Questão comentada de Farmácia

Avanços importantes no tratamento para o câncer de mama têm sido observado nos últimos anos, como a crescente busca na individualização da fármacoterapia. A escolha do tratamento deve estar de acordo com o estadiamento da doença, as características biológicas do tumor, e, até mesmo, o estado de saúde da paciente, levando em conta idade, comorbidades e status menopausal. O tratamento sistêmico consiste em quimioterapia, terapia biológica e hormonioterapia. Para tratamento de câncer de mama avançado ou metastático HER2 negativo com mutação no gene BRCA1/2, é indicado

Gabarito: E

No câncer de mama avançado ou metastático, a escolha do tratamento depende do perfil biológico do tumor, porque hoje não basta olhar apenas o tamanho da lesão: receptores hormonais, HER2 e mutações genéticas entram no jogo. Quando o tumor é HER2 negativo e há mutação em BRCA1/2, a ideia é explorar a fragilidade da célula tumoral no reparo do DNA. É aí que entram os inibidores de PARP, como o olaparibe, que “atrapalham” ainda mais o conserto do DNA e favorecem a morte da célula cancerosa. Esse raciocínio é bem clássico na oncologia personalizada: você trata de forma mais direcionada, com base na alteração molecular que o tumor apresenta.
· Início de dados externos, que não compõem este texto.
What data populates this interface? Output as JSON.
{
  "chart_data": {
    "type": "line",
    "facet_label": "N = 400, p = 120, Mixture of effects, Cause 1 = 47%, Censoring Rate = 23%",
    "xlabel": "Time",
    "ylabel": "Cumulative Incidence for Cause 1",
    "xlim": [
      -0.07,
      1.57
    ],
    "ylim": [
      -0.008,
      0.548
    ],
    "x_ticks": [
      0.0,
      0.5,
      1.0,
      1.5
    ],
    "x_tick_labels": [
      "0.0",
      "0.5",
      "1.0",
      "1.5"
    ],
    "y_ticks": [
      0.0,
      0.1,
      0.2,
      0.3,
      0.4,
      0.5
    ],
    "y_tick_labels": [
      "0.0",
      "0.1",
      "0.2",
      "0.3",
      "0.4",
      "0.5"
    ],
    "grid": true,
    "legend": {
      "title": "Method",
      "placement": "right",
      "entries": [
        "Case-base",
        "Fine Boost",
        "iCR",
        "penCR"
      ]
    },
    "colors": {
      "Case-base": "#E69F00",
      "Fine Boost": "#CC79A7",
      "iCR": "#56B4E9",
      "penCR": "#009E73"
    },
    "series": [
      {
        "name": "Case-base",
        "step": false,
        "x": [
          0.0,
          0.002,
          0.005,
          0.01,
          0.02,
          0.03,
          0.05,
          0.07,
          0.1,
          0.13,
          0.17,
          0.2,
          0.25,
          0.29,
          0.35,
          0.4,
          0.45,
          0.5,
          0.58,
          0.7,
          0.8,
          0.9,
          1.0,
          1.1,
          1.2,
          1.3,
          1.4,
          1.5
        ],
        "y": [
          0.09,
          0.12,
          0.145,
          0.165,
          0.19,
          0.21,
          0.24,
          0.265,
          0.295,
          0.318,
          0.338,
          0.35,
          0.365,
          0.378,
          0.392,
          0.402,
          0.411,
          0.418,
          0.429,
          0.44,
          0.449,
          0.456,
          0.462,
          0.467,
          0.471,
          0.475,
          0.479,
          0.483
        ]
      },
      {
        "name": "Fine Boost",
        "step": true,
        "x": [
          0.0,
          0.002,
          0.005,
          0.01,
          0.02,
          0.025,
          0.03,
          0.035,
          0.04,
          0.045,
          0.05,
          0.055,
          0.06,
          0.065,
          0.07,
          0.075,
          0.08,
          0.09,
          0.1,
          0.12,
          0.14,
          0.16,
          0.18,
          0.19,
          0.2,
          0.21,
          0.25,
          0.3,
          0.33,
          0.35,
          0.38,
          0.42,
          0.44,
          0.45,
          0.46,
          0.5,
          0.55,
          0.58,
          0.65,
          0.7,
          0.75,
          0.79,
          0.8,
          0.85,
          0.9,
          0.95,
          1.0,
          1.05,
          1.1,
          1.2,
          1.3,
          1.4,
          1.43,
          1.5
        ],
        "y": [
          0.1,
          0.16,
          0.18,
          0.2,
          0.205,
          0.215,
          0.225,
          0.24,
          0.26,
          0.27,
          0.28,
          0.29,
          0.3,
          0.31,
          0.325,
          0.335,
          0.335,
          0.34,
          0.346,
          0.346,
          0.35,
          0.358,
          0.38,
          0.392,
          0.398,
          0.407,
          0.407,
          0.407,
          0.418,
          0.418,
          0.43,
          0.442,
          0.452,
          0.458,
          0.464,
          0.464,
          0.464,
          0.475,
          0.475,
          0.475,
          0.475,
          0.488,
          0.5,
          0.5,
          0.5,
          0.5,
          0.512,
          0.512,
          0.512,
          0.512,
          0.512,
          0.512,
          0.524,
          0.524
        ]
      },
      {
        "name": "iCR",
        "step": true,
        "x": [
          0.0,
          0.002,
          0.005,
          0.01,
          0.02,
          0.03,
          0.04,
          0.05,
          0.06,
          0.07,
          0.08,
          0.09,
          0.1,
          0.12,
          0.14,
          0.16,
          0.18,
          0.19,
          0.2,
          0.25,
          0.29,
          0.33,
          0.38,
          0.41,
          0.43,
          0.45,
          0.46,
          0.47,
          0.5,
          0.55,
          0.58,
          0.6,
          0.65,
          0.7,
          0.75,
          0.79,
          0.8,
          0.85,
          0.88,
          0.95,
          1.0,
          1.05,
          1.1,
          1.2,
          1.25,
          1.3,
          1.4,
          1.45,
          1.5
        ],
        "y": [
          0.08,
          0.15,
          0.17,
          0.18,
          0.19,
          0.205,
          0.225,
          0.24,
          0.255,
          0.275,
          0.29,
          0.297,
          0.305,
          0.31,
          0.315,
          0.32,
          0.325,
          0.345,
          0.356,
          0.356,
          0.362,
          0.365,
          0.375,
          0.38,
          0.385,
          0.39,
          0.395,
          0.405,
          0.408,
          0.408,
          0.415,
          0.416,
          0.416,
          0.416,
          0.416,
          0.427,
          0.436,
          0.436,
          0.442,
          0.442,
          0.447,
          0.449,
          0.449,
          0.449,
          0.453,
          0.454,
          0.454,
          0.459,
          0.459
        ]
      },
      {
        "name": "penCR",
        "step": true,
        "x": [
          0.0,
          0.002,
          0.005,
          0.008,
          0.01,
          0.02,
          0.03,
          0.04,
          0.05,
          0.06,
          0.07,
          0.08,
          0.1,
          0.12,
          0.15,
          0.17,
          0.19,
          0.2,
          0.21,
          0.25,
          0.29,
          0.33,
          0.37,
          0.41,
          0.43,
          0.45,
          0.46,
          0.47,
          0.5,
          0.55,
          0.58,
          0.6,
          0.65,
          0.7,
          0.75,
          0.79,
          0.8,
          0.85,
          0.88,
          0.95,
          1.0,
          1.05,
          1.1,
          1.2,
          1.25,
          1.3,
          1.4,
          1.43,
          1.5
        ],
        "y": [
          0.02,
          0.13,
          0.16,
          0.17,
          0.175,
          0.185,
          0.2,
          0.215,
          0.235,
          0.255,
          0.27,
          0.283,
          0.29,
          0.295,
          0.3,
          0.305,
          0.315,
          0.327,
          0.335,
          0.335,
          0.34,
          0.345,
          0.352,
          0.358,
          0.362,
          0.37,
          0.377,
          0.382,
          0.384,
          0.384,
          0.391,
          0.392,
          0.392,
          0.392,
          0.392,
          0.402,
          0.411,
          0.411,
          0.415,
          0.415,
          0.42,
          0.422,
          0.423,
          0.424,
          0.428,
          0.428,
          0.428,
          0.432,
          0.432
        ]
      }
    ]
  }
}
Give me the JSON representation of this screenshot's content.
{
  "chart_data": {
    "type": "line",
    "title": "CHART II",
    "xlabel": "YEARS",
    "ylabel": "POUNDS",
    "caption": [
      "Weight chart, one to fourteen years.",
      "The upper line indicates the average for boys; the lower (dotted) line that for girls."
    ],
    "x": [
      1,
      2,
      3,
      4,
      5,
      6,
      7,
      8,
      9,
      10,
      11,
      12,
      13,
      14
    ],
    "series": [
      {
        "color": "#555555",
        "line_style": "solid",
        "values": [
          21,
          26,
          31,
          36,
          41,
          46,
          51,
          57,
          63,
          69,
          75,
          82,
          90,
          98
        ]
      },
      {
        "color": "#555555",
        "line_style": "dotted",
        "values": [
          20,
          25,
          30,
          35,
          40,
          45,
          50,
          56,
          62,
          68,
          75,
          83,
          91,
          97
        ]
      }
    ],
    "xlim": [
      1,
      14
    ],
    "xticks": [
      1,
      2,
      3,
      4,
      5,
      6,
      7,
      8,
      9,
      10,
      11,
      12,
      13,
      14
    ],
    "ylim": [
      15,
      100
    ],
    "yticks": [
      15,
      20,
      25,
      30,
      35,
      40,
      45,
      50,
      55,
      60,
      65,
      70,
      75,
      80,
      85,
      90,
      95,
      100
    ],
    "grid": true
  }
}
No caso da questão, o enunciado já entrega os dois pontos-chave: doença avançada/metastática, HER2 negativo e mutação BRCA1/2. Isso aponta para terapia-alvo com olaparibe, e não para hormonioterapia ou anti-HER2. O olaparibe é um inibidor da enzima PARP, muito usado em tumores com defeito de recombinação homóloga, como os associados a mutações BRCA. Na prática, ele é indicado justamente para esse cenário de câncer de mama HER2 negativo com mutação BRCA, o que torna a alternativa E a correta. As demais opções parecem plausíveis, mas pertencem a outros contextos: trastuzumabe é anti-HER2, tamoxifeno e anastrozol são hormonioterápicos, e abemaciclibe é um inibidor de CDK4/6 usado sobretudo em doença hormônio-positiva. Aqui, a pista decisiva é a mutação BRCA com HER2 negativo, que faz o pensamento ir direto para PARP.